Of course, the Internet has been a boon to intrepid record collectors, in the way it has opened up new distribution channels and ensured that everything you want is two clicks and a few keystrokes away. But the rise of the Internet has also placed a new premium on the act of discovery: If everything is available to everyone at all times, than the value of discovering something seemingly lost to the ages is sky-high. Uniqueness is the new currency. Just ask Sean Pelletier, whose one-man crusade to rehabilitate Pentagram started with an afternoon blowing dust off vinyl records in a treasure-hunting expedition. Or the fine folks at Drag City, who’ve had a great run reissuing metal-tinged oddities from the ‘70s and ‘80s like DWARR and Detroit’s Death.

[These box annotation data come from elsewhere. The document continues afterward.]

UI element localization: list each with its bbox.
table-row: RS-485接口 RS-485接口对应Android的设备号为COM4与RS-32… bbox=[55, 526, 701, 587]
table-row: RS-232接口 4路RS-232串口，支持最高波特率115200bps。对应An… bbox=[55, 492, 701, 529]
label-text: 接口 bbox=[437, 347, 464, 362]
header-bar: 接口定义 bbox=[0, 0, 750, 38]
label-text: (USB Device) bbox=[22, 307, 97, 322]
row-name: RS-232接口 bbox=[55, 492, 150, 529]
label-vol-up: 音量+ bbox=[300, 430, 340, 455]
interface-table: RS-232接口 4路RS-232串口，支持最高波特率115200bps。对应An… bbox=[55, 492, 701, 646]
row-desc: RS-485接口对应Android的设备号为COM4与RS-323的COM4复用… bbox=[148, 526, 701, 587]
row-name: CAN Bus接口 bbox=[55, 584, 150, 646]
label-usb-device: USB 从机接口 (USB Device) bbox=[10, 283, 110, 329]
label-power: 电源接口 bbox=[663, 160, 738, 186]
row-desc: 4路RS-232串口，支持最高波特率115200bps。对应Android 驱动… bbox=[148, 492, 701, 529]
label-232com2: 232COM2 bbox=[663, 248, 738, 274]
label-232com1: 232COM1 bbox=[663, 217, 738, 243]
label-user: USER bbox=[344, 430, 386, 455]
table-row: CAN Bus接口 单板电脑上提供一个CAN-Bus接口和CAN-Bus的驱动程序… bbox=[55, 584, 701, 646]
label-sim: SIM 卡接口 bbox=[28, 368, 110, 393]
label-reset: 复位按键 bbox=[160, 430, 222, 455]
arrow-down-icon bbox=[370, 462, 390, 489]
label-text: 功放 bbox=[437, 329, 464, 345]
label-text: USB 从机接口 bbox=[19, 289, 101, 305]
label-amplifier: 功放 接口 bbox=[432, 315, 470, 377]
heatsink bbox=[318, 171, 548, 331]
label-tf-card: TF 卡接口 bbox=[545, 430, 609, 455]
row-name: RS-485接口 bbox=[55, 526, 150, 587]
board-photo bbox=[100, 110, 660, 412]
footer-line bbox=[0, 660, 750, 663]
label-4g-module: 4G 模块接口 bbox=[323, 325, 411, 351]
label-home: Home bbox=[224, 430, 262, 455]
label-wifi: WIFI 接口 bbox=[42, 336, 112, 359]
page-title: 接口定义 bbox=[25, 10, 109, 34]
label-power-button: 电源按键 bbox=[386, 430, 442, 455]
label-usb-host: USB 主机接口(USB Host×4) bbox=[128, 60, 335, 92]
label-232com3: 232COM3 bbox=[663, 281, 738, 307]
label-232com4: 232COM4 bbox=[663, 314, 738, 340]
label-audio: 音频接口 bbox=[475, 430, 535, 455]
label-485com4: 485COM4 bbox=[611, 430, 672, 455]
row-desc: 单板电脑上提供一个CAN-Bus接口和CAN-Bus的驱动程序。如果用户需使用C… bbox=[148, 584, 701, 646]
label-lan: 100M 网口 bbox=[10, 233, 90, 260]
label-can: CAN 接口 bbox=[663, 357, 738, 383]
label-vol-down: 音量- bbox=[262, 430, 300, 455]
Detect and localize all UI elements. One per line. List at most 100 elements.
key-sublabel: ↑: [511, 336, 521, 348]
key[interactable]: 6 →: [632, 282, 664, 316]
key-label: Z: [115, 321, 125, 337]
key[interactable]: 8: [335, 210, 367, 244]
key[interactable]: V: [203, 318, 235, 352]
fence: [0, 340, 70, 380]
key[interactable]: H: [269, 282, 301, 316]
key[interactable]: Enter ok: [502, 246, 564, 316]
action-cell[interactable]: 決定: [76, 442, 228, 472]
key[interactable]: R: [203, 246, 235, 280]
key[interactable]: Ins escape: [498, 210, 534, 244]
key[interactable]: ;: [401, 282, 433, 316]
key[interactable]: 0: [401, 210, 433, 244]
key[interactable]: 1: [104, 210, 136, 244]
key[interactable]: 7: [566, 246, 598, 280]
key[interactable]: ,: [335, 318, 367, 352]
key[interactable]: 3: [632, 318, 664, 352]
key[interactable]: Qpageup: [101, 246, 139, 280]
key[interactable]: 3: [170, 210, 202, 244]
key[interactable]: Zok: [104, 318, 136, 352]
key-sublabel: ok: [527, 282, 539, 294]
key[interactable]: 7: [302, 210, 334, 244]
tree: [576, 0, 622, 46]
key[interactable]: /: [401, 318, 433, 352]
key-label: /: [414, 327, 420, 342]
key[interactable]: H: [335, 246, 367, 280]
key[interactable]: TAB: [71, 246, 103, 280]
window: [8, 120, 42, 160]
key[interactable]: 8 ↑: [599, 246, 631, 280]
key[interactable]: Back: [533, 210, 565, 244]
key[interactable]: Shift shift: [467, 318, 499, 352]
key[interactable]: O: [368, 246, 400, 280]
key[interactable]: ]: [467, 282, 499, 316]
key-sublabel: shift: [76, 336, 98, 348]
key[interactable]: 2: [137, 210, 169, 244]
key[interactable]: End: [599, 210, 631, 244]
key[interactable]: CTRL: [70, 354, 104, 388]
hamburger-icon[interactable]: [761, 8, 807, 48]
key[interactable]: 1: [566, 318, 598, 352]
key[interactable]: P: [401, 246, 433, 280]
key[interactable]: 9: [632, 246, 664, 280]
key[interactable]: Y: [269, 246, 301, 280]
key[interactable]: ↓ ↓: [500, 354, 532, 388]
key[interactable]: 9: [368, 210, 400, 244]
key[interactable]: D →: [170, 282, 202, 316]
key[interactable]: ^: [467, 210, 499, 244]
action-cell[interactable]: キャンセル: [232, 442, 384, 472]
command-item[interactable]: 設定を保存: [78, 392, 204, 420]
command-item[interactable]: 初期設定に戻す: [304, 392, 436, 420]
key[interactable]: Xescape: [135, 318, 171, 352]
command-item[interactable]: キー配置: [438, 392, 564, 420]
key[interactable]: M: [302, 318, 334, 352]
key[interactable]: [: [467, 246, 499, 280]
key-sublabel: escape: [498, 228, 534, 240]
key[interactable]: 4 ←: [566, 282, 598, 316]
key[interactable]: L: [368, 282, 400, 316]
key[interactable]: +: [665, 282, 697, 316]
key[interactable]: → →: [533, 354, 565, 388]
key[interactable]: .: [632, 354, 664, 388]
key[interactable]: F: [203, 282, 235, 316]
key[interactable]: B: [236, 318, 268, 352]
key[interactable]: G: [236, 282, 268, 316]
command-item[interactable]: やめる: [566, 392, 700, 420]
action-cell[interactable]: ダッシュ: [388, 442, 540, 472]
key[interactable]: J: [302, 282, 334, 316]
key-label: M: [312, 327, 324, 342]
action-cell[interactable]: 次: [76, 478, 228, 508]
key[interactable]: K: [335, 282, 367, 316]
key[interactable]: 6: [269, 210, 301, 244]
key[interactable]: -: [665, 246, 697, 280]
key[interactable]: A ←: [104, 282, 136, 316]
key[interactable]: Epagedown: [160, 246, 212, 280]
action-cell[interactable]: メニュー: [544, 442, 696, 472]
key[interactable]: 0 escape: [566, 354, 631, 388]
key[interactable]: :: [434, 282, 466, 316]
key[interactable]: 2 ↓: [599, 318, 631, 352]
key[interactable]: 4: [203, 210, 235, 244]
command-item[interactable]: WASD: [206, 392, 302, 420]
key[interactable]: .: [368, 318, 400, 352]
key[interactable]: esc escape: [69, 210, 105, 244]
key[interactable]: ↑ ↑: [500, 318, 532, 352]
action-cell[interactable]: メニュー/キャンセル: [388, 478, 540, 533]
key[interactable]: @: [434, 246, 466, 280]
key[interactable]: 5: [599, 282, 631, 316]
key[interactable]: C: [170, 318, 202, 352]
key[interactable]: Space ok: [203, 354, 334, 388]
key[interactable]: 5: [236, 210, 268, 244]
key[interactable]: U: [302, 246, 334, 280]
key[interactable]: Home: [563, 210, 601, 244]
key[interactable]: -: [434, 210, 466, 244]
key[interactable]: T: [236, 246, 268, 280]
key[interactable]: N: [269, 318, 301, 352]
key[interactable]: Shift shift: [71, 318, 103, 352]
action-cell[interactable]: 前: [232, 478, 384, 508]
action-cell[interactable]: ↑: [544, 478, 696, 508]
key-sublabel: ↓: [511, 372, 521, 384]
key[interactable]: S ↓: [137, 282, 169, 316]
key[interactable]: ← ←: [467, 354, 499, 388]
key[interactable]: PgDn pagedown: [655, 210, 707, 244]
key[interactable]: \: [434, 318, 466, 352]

In 2012, everything old is new again and, yet, there’s always some new/old chestnut waiting for a revival. Here’s one no one saw coming: a re-release – on Jason Flowers’ excellent Canadian label Supreme Echo – of Northern Haze’s 1985 LP Sinnaktuq, the first Indigenous rock album ever recorded in America. Originally released by the Canadian Broadcasting Corporation in a limited edition of 500 copies and distributed to libraries, Supreme Echo has recently rereleased Sinnaktuq with expanded liner notes, one additional song recorded by the original lineup in 2002 and three more tracks recorded in 2010 by Northern Haze’s reconfigured four-man lineup.
The record is pretty fascinating: Black Sabbath/ Vanilla Fudge/ Blue Cheer-style molten rock with a pronounced Jimi Hendrix influence, all sung and recorded in the group’s native language, Inuktitut. As the documentary below revealed, Northern Haze rarely ventured outside of the tiny Arctic Circle community Igloolik to play gigs – the recording sessions (coordinated by the CBC) that spawned Sinnaktuq and a handful of British Columbia festival performances were the lone exception. In 2011, the quartet (which includes three original members) reconvened after the reissue and documentary with the intention of recording a new album. If it’s anything like “Qaina,” which fuses the 4,000-year-old Inuit tradition of “ayi ayi” songs with ‘70s stoner idioms, it’s gonna be sweet.